Starbucks has become the latest foreign firm to be roasted by China's state-run media, with a series of accusations that the world's largest coffee shop chain is overcharging Chinese consumers.
State broadcaster CCTV aired a seven-minute report criticising the firm's pricing in China, arguing that a tall latte in Beijing is more expensive than in London, Chicago and Mumbai.
The report on Sunday gave the price of a Beijing latte as 27 yuan ($4.42), compared with 24.25 yuan ($3.97) in London, 19.98 yuan ($3.26) in Chicago and 14.6 yuan ($2.39) in Mumbai.
It came after a stream of print stories attacking the Seattle-based firm, with the state-run Economic Information Daily accusing it of "profiteering".
The China Daily newspaper last week took aim at the chain in an article headlined: "Starbucks can't justify high prices in China."
The allegations come after US tech giant Apple was subjected to a barrage of attacks earlier this year over its warranty policy and customer service, which state media cited as examples of its "unparalleled arrogance" toward Chinese consumers.
The criticism stopped after Apple CEO Tim Cook apologised.
Foreign baby formula and pharmaceutical firms have also recently been targeted by authorities over allegations of price-fixing and corruption.
The clampdowns are partly an official response to public frustration over high prices for imported goods, analysts say, but by singling out largely overseas firms they have raised alarm in the foreign business community.
The media focus on Starbucks was because "most probably Starbucks is the biggest and most famous" coffee chain in China, said Kevin Yeong, managing director of the Benchmark Asia Research Group.
"For the past few months, I've been very concerned about...any foreign-owned company, because it looks like the local government is trying to do something to restrict foreign companies," he added.
In a statement Starbucks said that its pricing in different cities is based on a variety of factors, including infrastructure investment, real estate, currency valuation and labour costs.
"Each Starbucks market is unique and has different operating costs, so it would be inaccurate to draw conclusions about one market based on the prices in a different market," the company said.
"We continue to be humbled by the support we have received from our customers and the relevant authorities within the Chinese government," it added.
But on its verified account on China's hugely popular microblogging site Sina Weibo, it posted a photo of a pencil with a toy horse on its end -- a visual pun on a highly offensive Chinese obscenity.
Starbucks opened its doors in China in 1999 and now has more than 1,000 stores in the country and growing.
China is likely to overtake Canada as Starbucks' second-largest market after the US next year, and it is aiming to reach 1,500 stores by 2015, according to a spokeswoman.
Analysts said price differences could be explained not only by Starbucks' varied operating costs across the globe but also by the different role the coffee chain plays in the lives of Chinese consumers.

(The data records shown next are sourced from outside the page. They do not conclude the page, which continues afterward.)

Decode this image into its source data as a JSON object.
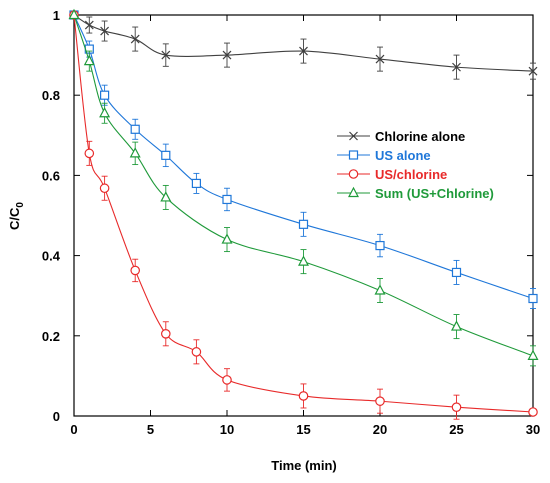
{
  "chart_data": {
    "type": "line",
    "xlabel": "Time (min)",
    "ylabel": "C/C",
    "ylabel_subscript": "0",
    "xlim": [
      0,
      30
    ],
    "ylim": [
      0,
      1
    ],
    "xticks": [
      0,
      5,
      10,
      15,
      20,
      25,
      30
    ],
    "yticks": [
      0,
      0.2,
      0.4,
      0.6,
      0.8,
      1
    ],
    "ytick_labels": [
      "0",
      "0.2",
      "0.4",
      "0.6",
      "0.8",
      "1"
    ],
    "grid": false,
    "legend_position": "right",
    "series": [
      {
        "name": "Chlorine alone",
        "color": "#404040",
        "marker": "x",
        "x": [
          0,
          1,
          2,
          4,
          6,
          10,
          15,
          20,
          25,
          30
        ],
        "y": [
          1.0,
          0.975,
          0.96,
          0.94,
          0.9,
          0.9,
          0.91,
          0.89,
          0.87,
          0.86
        ],
        "err": [
          0.01,
          0.02,
          0.025,
          0.03,
          0.028,
          0.03,
          0.03,
          0.03,
          0.03,
          0.02
        ]
      },
      {
        "name": "US alone",
        "color": "#1f77d9",
        "marker": "square",
        "x": [
          0,
          1,
          2,
          4,
          6,
          8,
          10,
          15,
          20,
          25,
          30
        ],
        "y": [
          1.0,
          0.915,
          0.8,
          0.715,
          0.65,
          0.58,
          0.54,
          0.478,
          0.425,
          0.358,
          0.293
        ],
        "err": [
          0.01,
          0.02,
          0.025,
          0.025,
          0.028,
          0.025,
          0.028,
          0.03,
          0.028,
          0.03,
          0.025
        ]
      },
      {
        "name": "US/chlorine",
        "color": "#e82a2a",
        "marker": "circle",
        "x": [
          0,
          1,
          2,
          4,
          6,
          8,
          10,
          15,
          20,
          25,
          30
        ],
        "y": [
          1.0,
          0.655,
          0.568,
          0.363,
          0.205,
          0.16,
          0.09,
          0.05,
          0.037,
          0.022,
          0.01
        ],
        "err": [
          0.01,
          0.03,
          0.03,
          0.028,
          0.03,
          0.03,
          0.028,
          0.03,
          0.03,
          0.03,
          0.01
        ]
      },
      {
        "name": "Sum (US+Chlorine)",
        "color": "#1f9a3a",
        "marker": "triangle",
        "x": [
          0,
          1,
          2,
          4,
          6,
          10,
          15,
          20,
          25,
          30
        ],
        "y": [
          1.0,
          0.885,
          0.755,
          0.655,
          0.545,
          0.44,
          0.385,
          0.313,
          0.223,
          0.15
        ],
        "err": [
          0.01,
          0.025,
          0.025,
          0.028,
          0.03,
          0.03,
          0.03,
          0.03,
          0.03,
          0.025
        ]
      }
    ]
  }
}
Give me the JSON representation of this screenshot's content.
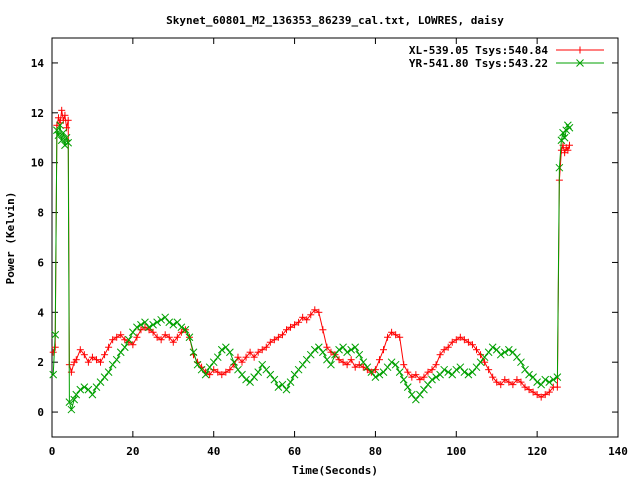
{
  "chart_data": {
    "type": "scatter",
    "title": "Skynet_60801_M2_136353_86239_cal.txt, LOWRES, daisy",
    "xlabel": "Time(Seconds)",
    "ylabel": "Power (Kelvin)",
    "xlim": [
      0,
      140
    ],
    "ylim": [
      -1,
      15
    ],
    "xticks": [
      0,
      20,
      40,
      60,
      80,
      100,
      120,
      140
    ],
    "yticks": [
      0,
      2,
      4,
      6,
      8,
      10,
      12,
      14
    ],
    "grid": false,
    "legend_position": "top-right",
    "series": [
      {
        "name": "XL-539.05 Tsys:540.84",
        "color": "#ff0000",
        "marker": "plus",
        "points": [
          [
            0.3,
            2.4
          ],
          [
            0.8,
            2.6
          ],
          [
            1.2,
            11.5
          ],
          [
            1.6,
            11.8
          ],
          [
            2.0,
            11.6
          ],
          [
            2.4,
            12.1
          ],
          [
            2.8,
            11.7
          ],
          [
            3.2,
            11.9
          ],
          [
            3.6,
            11.4
          ],
          [
            4.0,
            11.7
          ],
          [
            4.3,
            1.9
          ],
          [
            4.8,
            1.6
          ],
          [
            5.5,
            2.0
          ],
          [
            6,
            2.1
          ],
          [
            7,
            2.5
          ],
          [
            8,
            2.3
          ],
          [
            9,
            2.0
          ],
          [
            10,
            2.2
          ],
          [
            11,
            2.1
          ],
          [
            12,
            2.0
          ],
          [
            13,
            2.3
          ],
          [
            14,
            2.6
          ],
          [
            15,
            2.9
          ],
          [
            16,
            3.0
          ],
          [
            17,
            3.1
          ],
          [
            18,
            2.9
          ],
          [
            19,
            2.8
          ],
          [
            20,
            2.7
          ],
          [
            21,
            3.0
          ],
          [
            22,
            3.3
          ],
          [
            23,
            3.4
          ],
          [
            24,
            3.3
          ],
          [
            25,
            3.2
          ],
          [
            26,
            3.0
          ],
          [
            27,
            2.9
          ],
          [
            28,
            3.1
          ],
          [
            29,
            3.0
          ],
          [
            30,
            2.8
          ],
          [
            31,
            3.0
          ],
          [
            32,
            3.2
          ],
          [
            33,
            3.3
          ],
          [
            34,
            3.0
          ],
          [
            35,
            2.3
          ],
          [
            36,
            2.0
          ],
          [
            37,
            1.8
          ],
          [
            38,
            1.6
          ],
          [
            39,
            1.5
          ],
          [
            40,
            1.7
          ],
          [
            41,
            1.6
          ],
          [
            42,
            1.5
          ],
          [
            43,
            1.6
          ],
          [
            44,
            1.7
          ],
          [
            45,
            1.9
          ],
          [
            46,
            2.2
          ],
          [
            47,
            2.0
          ],
          [
            48,
            2.2
          ],
          [
            49,
            2.4
          ],
          [
            50,
            2.2
          ],
          [
            51,
            2.4
          ],
          [
            52,
            2.5
          ],
          [
            53,
            2.6
          ],
          [
            54,
            2.8
          ],
          [
            55,
            2.9
          ],
          [
            56,
            3.0
          ],
          [
            57,
            3.1
          ],
          [
            58,
            3.3
          ],
          [
            59,
            3.4
          ],
          [
            60,
            3.5
          ],
          [
            61,
            3.6
          ],
          [
            62,
            3.8
          ],
          [
            63,
            3.7
          ],
          [
            64,
            3.9
          ],
          [
            65,
            4.1
          ],
          [
            66,
            4.0
          ],
          [
            67,
            3.3
          ],
          [
            68,
            2.6
          ],
          [
            69,
            2.4
          ],
          [
            70,
            2.3
          ],
          [
            71,
            2.1
          ],
          [
            72,
            2.0
          ],
          [
            73,
            1.9
          ],
          [
            74,
            2.1
          ],
          [
            75,
            1.8
          ],
          [
            76,
            1.9
          ],
          [
            77,
            1.8
          ],
          [
            78,
            1.7
          ],
          [
            79,
            1.6
          ],
          [
            80,
            1.7
          ],
          [
            81,
            2.1
          ],
          [
            82,
            2.5
          ],
          [
            83,
            3.0
          ],
          [
            84,
            3.2
          ],
          [
            85,
            3.1
          ],
          [
            86,
            3.0
          ],
          [
            87,
            1.9
          ],
          [
            88,
            1.6
          ],
          [
            89,
            1.4
          ],
          [
            90,
            1.5
          ],
          [
            91,
            1.3
          ],
          [
            92,
            1.4
          ],
          [
            93,
            1.6
          ],
          [
            94,
            1.7
          ],
          [
            95,
            1.9
          ],
          [
            96,
            2.3
          ],
          [
            97,
            2.5
          ],
          [
            98,
            2.6
          ],
          [
            99,
            2.8
          ],
          [
            100,
            2.9
          ],
          [
            101,
            3.0
          ],
          [
            102,
            2.9
          ],
          [
            103,
            2.8
          ],
          [
            104,
            2.7
          ],
          [
            105,
            2.5
          ],
          [
            106,
            2.3
          ],
          [
            107,
            2.0
          ],
          [
            108,
            1.7
          ],
          [
            109,
            1.4
          ],
          [
            110,
            1.2
          ],
          [
            111,
            1.1
          ],
          [
            112,
            1.3
          ],
          [
            113,
            1.2
          ],
          [
            114,
            1.1
          ],
          [
            115,
            1.3
          ],
          [
            116,
            1.2
          ],
          [
            117,
            1.0
          ],
          [
            118,
            0.9
          ],
          [
            119,
            0.8
          ],
          [
            120,
            0.7
          ],
          [
            121,
            0.6
          ],
          [
            122,
            0.7
          ],
          [
            123,
            0.8
          ],
          [
            124,
            1.0
          ],
          [
            125,
            1.0
          ],
          [
            125.5,
            9.3
          ],
          [
            126,
            10.5
          ],
          [
            126.4,
            10.7
          ],
          [
            126.8,
            10.4
          ],
          [
            127.2,
            10.6
          ],
          [
            127.6,
            10.5
          ],
          [
            128,
            10.7
          ]
        ]
      },
      {
        "name": "YR-541.80 Tsys:543.22",
        "color": "#00a000",
        "marker": "cross",
        "points": [
          [
            0.3,
            1.5
          ],
          [
            0.8,
            3.1
          ],
          [
            1.2,
            11.3
          ],
          [
            1.6,
            11.1
          ],
          [
            2.0,
            11.5
          ],
          [
            2.4,
            10.9
          ],
          [
            2.8,
            11.2
          ],
          [
            3.2,
            10.7
          ],
          [
            3.6,
            11.0
          ],
          [
            4.0,
            10.8
          ],
          [
            4.3,
            0.4
          ],
          [
            4.8,
            0.1
          ],
          [
            5.5,
            0.5
          ],
          [
            6,
            0.7
          ],
          [
            7,
            0.9
          ],
          [
            8,
            1.0
          ],
          [
            9,
            0.9
          ],
          [
            10,
            0.7
          ],
          [
            11,
            1.0
          ],
          [
            12,
            1.2
          ],
          [
            13,
            1.4
          ],
          [
            14,
            1.6
          ],
          [
            15,
            1.9
          ],
          [
            16,
            2.1
          ],
          [
            17,
            2.4
          ],
          [
            18,
            2.6
          ],
          [
            19,
            2.9
          ],
          [
            20,
            3.2
          ],
          [
            21,
            3.4
          ],
          [
            22,
            3.5
          ],
          [
            23,
            3.6
          ],
          [
            24,
            3.4
          ],
          [
            25,
            3.5
          ],
          [
            26,
            3.6
          ],
          [
            27,
            3.7
          ],
          [
            28,
            3.8
          ],
          [
            29,
            3.6
          ],
          [
            30,
            3.5
          ],
          [
            31,
            3.6
          ],
          [
            32,
            3.4
          ],
          [
            33,
            3.3
          ],
          [
            34,
            3.0
          ],
          [
            35,
            2.4
          ],
          [
            36,
            1.9
          ],
          [
            37,
            1.7
          ],
          [
            38,
            1.5
          ],
          [
            39,
            1.8
          ],
          [
            40,
            2.0
          ],
          [
            41,
            2.2
          ],
          [
            42,
            2.5
          ],
          [
            43,
            2.6
          ],
          [
            44,
            2.4
          ],
          [
            45,
            2.0
          ],
          [
            46,
            1.7
          ],
          [
            47,
            1.5
          ],
          [
            48,
            1.3
          ],
          [
            49,
            1.2
          ],
          [
            50,
            1.4
          ],
          [
            51,
            1.6
          ],
          [
            52,
            1.9
          ],
          [
            53,
            1.7
          ],
          [
            54,
            1.5
          ],
          [
            55,
            1.3
          ],
          [
            56,
            1.0
          ],
          [
            57,
            1.1
          ],
          [
            58,
            0.9
          ],
          [
            59,
            1.2
          ],
          [
            60,
            1.5
          ],
          [
            61,
            1.7
          ],
          [
            62,
            1.9
          ],
          [
            63,
            2.1
          ],
          [
            64,
            2.3
          ],
          [
            65,
            2.5
          ],
          [
            66,
            2.6
          ],
          [
            67,
            2.4
          ],
          [
            68,
            2.1
          ],
          [
            69,
            1.9
          ],
          [
            70,
            2.3
          ],
          [
            71,
            2.5
          ],
          [
            72,
            2.6
          ],
          [
            73,
            2.4
          ],
          [
            74,
            2.5
          ],
          [
            75,
            2.6
          ],
          [
            76,
            2.3
          ],
          [
            77,
            2.0
          ],
          [
            78,
            1.8
          ],
          [
            79,
            1.6
          ],
          [
            80,
            1.4
          ],
          [
            81,
            1.5
          ],
          [
            82,
            1.6
          ],
          [
            83,
            1.8
          ],
          [
            84,
            2.0
          ],
          [
            85,
            1.9
          ],
          [
            86,
            1.6
          ],
          [
            87,
            1.3
          ],
          [
            88,
            1.0
          ],
          [
            89,
            0.7
          ],
          [
            90,
            0.5
          ],
          [
            91,
            0.7
          ],
          [
            92,
            0.9
          ],
          [
            93,
            1.1
          ],
          [
            94,
            1.3
          ],
          [
            95,
            1.4
          ],
          [
            96,
            1.5
          ],
          [
            97,
            1.7
          ],
          [
            98,
            1.6
          ],
          [
            99,
            1.5
          ],
          [
            100,
            1.7
          ],
          [
            101,
            1.8
          ],
          [
            102,
            1.6
          ],
          [
            103,
            1.5
          ],
          [
            104,
            1.6
          ],
          [
            105,
            1.8
          ],
          [
            106,
            2.0
          ],
          [
            107,
            2.2
          ],
          [
            108,
            2.4
          ],
          [
            109,
            2.6
          ],
          [
            110,
            2.5
          ],
          [
            111,
            2.3
          ],
          [
            112,
            2.4
          ],
          [
            113,
            2.5
          ],
          [
            114,
            2.4
          ],
          [
            115,
            2.2
          ],
          [
            116,
            2.0
          ],
          [
            117,
            1.7
          ],
          [
            118,
            1.5
          ],
          [
            119,
            1.4
          ],
          [
            120,
            1.2
          ],
          [
            121,
            1.1
          ],
          [
            122,
            1.3
          ],
          [
            123,
            1.2
          ],
          [
            124,
            1.3
          ],
          [
            125,
            1.4
          ],
          [
            125.5,
            9.8
          ],
          [
            126,
            10.9
          ],
          [
            126.4,
            11.2
          ],
          [
            126.8,
            11.0
          ],
          [
            127.2,
            11.3
          ],
          [
            127.6,
            11.5
          ],
          [
            128,
            11.4
          ]
        ]
      }
    ]
  }
}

In the US, Starbucks gets much more of its revenue from takeaway sales. But in China most business comes from customers who take their time inside the store, noted James Roy, a senior analyst with the Shanghai-based China Market Research Group.
"In China, it's a different positioning and a different value proposition," he said. "They invest more in making these stores themselves more premium options and making more of the environments as well."
One new location opened in Beijing last month is a glistening two-storey, 24-hour store featuring live music at the weekend.
Yeong noted that while Starbucks' prices may be cheaper outside China, they are on a par with -- and in some cases, cheaper than -- those of its foreign competitors within China.
Some Internet users mocked the CCTV report.
"The price of housing, cars and gasoline, Internet service and taxes in China are all more expensive than in other countries," argued one Sina Weibo user. "Why can't Starbucks be more expensive, too?"